The first time that young Franklin Ho met his future wife, he was a library aide at Pomona College, where he graduated in 1922. He was dispatched to escort an incoming student named Shwen Dji Yu from a ship docked in Los Angeles. The dean of women at Pomona was concerned that Shwen Dji’s English was not yet proficient enough to navigate her way to the college campus. She did not know that Shwen Dji received her secondary education in missionary schools in China. Not only was her English proficient, she had brought to the United States what would be a lifelong love for music, born of the hymns sung in church services at her school in Nanjing.
When the couple moved to New York, Shwen Dji took her daughter to hear the Messiah – a familiar work of art from her upbringing in China – every Christmas at Riverside Church. Her daughter became captivated by the operatic voice. Shwen Dji developed a life-long interest in opera by listening to the Saturday radio broadcast of the Met Opera with her daughter while she ironed the laundry and her daughter did her homework.
Shwen Dji and Franklin Ho were an unusual Chinese couple within their social circles in America in that, while they were very proud of being Chinese, they upheld Christian-Confucian values that influenced the artwork they appreciated, the food they ate, and the lessons they taught their children. The Ho family warmly welcomed non-Chinese guests throughout their time in New York and New Haven.
Franklin was one of the few Chinese-Americans to receive tenure in the United States. He had made notable contributions to the development of modern economic policies in China and the narrative of prominent Chinese leaders from the Republican era (1911-1949)—a major oral history collection that is now housed at Columbia University’s Rare Book and Manuscript Library. When he began teaching at Columbia, he moved his family from New York to New Haven, emphasizing the need to be part of this country rather than part of a large community of Chinese immigrants in New York. The warm embrace of the greater New Haven community from his earlier years as a PhD student at Yale assured Franklin that the move would be ideal for Franklin and Shwen Dji to raise the family.
Today, Franklin and Shwen Dji’s children identify with John Adams’ vision of the opportunities for enlightenment each successive generation enjoys in a new century:
I must study Politicks and War that my sons may have liberty to study Mathematicks and Philosophy.
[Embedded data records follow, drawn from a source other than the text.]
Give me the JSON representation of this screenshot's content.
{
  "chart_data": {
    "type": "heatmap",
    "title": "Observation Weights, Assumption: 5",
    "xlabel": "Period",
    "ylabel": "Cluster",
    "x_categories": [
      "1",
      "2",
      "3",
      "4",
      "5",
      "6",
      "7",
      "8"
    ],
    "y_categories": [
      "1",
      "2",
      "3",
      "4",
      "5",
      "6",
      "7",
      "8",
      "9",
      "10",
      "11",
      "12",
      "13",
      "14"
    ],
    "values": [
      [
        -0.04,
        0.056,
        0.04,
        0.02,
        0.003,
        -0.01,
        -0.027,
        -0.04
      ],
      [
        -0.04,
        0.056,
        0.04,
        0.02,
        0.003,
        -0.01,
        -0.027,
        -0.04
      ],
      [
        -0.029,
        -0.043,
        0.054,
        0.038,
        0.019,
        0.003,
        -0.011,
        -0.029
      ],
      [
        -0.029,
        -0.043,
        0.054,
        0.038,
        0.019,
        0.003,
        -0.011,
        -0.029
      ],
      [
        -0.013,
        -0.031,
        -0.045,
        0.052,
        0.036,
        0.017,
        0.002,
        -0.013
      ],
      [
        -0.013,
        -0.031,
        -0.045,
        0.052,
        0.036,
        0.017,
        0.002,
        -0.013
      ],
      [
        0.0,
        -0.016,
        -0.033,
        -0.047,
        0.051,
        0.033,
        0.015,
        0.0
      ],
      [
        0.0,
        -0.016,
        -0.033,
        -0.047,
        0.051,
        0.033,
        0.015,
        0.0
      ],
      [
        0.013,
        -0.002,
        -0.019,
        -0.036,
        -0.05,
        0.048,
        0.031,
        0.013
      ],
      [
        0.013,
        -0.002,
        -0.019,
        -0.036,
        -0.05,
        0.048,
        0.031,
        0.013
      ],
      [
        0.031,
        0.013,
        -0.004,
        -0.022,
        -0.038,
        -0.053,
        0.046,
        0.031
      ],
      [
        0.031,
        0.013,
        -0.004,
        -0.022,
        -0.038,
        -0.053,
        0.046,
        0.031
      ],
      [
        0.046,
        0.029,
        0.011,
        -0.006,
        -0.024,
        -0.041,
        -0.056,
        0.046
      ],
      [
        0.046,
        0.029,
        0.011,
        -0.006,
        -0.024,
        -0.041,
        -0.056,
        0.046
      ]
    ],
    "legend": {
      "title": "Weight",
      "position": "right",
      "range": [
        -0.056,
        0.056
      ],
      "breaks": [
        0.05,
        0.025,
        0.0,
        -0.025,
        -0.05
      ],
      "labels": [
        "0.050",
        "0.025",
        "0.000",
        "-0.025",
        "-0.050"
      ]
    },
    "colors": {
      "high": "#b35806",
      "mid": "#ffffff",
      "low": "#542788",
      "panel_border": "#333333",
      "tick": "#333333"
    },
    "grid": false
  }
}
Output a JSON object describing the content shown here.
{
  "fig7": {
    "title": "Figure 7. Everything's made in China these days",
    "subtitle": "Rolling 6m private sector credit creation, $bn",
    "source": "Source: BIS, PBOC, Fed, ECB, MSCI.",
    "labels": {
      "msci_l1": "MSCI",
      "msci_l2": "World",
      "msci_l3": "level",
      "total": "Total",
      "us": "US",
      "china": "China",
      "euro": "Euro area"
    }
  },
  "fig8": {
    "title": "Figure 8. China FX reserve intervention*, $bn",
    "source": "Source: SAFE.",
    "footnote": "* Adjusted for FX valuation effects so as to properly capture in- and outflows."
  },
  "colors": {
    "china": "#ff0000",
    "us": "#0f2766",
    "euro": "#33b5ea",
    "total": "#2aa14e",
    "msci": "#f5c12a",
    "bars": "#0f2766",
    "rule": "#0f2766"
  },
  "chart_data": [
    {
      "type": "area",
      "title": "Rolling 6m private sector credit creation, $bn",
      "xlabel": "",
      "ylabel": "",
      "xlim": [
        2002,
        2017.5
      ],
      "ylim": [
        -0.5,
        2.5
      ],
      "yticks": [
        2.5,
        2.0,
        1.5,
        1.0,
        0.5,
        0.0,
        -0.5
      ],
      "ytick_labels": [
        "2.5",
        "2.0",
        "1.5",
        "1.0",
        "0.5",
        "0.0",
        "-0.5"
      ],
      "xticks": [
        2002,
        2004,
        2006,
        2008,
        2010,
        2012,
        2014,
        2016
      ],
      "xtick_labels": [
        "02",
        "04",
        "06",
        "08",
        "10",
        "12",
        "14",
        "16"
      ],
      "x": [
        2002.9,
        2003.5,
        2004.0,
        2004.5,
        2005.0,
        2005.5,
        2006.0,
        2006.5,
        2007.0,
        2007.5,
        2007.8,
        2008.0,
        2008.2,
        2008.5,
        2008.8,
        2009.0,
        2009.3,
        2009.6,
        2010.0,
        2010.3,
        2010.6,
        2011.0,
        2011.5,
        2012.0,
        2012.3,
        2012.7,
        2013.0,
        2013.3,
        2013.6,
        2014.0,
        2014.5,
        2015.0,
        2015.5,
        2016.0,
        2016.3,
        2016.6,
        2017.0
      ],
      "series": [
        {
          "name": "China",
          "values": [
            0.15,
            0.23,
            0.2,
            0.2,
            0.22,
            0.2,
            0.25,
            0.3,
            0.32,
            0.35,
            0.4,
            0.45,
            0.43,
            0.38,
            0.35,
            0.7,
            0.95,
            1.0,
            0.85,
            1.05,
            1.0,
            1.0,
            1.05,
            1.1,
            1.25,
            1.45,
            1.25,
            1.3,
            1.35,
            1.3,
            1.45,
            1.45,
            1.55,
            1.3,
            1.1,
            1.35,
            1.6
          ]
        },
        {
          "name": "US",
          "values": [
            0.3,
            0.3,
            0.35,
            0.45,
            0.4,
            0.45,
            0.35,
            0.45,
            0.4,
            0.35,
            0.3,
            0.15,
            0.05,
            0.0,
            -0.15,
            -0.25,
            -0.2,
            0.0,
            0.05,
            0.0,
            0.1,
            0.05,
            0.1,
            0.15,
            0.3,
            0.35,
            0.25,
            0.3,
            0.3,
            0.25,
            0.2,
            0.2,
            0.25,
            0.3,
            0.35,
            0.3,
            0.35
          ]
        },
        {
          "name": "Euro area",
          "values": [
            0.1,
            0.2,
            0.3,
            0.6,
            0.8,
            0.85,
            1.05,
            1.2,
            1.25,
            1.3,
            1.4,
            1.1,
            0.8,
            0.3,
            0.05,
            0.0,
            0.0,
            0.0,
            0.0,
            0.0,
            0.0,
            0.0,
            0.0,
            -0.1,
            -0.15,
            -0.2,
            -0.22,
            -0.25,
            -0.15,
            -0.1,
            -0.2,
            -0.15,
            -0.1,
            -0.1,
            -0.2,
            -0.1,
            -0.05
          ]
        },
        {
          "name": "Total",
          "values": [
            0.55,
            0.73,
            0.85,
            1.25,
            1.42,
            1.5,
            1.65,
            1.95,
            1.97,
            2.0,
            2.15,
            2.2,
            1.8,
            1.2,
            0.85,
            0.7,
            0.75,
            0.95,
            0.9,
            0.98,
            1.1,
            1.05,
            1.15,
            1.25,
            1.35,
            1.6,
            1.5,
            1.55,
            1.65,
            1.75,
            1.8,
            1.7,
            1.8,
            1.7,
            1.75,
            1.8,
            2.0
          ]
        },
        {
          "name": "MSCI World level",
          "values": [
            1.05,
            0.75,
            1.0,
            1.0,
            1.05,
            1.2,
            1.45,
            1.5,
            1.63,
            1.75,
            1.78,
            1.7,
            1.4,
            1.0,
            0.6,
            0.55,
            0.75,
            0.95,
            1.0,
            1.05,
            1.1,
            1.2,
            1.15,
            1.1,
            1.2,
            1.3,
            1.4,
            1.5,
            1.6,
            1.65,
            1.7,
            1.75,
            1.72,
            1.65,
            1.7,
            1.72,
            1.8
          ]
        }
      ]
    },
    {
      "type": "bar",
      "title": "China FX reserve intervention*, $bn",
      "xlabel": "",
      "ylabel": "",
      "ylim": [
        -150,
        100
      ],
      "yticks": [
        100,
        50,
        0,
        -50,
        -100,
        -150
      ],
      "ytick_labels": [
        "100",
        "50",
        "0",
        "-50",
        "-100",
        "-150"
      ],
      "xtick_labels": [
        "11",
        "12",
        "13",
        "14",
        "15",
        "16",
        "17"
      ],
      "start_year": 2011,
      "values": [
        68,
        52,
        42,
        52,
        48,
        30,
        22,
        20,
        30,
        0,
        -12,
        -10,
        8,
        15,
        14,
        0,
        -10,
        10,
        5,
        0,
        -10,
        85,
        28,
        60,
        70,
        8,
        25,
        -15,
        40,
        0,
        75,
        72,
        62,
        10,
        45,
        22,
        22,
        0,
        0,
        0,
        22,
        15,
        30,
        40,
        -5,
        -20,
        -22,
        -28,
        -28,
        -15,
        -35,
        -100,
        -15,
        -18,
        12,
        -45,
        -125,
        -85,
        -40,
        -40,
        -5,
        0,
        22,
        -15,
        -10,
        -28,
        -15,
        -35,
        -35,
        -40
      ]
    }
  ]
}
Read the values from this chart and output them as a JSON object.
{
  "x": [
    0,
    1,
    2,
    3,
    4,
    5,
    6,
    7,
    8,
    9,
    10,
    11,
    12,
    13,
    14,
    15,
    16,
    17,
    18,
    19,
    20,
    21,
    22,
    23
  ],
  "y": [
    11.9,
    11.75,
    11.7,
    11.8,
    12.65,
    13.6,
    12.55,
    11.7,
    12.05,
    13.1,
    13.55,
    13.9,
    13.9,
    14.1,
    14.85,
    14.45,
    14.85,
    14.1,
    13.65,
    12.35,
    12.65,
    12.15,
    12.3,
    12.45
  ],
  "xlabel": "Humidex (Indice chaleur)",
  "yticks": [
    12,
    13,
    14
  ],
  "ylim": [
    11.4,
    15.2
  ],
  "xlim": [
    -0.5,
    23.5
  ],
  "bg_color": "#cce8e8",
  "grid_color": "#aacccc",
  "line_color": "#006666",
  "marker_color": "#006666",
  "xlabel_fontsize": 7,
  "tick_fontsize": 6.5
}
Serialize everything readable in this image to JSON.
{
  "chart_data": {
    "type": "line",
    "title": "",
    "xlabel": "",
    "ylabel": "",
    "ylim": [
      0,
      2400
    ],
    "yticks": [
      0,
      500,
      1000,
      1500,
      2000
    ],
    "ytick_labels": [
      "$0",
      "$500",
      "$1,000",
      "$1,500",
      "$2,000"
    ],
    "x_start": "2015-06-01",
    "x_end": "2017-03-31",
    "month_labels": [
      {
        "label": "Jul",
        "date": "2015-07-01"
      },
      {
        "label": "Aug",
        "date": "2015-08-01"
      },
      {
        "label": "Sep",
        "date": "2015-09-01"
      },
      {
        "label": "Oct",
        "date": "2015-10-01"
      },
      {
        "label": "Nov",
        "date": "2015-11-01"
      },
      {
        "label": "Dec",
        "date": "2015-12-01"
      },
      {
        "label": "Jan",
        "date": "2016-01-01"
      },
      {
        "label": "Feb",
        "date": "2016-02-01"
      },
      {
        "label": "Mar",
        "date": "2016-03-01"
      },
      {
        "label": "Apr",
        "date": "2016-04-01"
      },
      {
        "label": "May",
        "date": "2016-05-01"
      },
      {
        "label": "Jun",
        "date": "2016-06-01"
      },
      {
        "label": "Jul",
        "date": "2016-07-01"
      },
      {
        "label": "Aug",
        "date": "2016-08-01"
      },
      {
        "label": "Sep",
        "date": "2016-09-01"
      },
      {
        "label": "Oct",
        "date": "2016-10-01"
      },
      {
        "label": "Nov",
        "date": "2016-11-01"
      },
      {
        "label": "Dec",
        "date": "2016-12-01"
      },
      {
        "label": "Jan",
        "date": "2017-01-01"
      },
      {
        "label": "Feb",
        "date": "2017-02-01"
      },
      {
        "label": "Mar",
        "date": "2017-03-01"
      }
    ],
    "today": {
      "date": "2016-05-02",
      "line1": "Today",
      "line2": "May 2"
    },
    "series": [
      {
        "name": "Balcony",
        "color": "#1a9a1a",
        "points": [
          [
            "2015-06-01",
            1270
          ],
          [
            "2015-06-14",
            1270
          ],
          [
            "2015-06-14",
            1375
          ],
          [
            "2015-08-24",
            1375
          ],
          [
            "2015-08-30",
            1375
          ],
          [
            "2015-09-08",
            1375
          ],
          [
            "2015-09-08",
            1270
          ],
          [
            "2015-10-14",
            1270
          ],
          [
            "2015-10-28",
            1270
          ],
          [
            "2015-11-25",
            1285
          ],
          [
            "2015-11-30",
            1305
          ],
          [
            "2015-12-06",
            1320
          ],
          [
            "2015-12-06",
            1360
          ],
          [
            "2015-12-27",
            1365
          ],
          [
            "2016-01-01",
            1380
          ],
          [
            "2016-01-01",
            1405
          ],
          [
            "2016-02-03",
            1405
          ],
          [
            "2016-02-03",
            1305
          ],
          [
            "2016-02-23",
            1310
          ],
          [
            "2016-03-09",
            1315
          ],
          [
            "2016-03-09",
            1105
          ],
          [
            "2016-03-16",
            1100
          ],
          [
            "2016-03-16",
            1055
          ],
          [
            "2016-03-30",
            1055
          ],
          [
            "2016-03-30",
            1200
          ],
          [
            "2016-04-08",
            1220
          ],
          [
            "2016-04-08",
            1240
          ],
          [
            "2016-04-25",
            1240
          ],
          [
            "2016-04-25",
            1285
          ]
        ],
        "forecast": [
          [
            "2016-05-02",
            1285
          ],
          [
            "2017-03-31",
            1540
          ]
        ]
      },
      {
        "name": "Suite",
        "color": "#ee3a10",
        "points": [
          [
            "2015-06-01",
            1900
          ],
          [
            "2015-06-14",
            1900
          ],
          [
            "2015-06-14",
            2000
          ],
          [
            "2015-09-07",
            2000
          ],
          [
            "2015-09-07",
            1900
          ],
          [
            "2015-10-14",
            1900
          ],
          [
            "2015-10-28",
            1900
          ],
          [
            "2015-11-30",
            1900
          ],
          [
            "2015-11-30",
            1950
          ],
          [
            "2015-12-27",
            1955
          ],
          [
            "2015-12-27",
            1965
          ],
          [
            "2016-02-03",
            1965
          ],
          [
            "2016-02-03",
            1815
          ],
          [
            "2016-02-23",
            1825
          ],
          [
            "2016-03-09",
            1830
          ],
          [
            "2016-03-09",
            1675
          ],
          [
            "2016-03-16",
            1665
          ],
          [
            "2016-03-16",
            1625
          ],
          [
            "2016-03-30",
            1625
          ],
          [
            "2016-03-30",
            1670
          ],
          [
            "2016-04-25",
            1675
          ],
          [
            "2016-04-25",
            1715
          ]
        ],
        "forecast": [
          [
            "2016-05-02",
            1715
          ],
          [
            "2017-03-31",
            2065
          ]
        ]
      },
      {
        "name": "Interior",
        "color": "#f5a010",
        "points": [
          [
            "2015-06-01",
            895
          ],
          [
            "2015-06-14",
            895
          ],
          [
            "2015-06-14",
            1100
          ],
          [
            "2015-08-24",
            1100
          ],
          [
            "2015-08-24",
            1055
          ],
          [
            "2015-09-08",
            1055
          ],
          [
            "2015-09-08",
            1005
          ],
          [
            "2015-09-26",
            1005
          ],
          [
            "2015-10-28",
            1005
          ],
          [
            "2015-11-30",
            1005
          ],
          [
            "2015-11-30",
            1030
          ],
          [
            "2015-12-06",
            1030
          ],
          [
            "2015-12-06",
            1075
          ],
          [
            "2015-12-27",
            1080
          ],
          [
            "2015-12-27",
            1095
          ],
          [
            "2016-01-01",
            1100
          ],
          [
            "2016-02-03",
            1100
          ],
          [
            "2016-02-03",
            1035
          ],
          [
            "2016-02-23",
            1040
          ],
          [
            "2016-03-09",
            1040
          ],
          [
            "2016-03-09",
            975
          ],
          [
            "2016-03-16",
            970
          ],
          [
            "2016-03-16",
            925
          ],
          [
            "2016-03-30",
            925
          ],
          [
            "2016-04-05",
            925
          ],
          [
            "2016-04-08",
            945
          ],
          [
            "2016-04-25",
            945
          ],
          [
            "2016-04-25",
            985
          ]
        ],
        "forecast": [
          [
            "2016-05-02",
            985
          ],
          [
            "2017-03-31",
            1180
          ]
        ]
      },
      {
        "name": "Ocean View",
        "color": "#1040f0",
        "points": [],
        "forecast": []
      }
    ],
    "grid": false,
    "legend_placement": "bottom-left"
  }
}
My sons ought to study Mathematicks and Philosophy, Geography, natural History, Naval Architecture, navigation, Commerce, and Agriculture, in order to give their Children a right to study Painting, Poetry, Musick, Architecture, Statuary, Tapestry, and Porcelaine. (May 12, 1780, letter to Abigail Adams)
Franklin and Shwen Dji’s six grandchildren each pursued their passions as a jazz musician, a ceramicist, a curator, a writer, a non-profit leader, and an extreme sports athlete. Franklin and Shwen Dji’s early choices led the Ho family toward a future where opportunities were limitless and dreams attainable.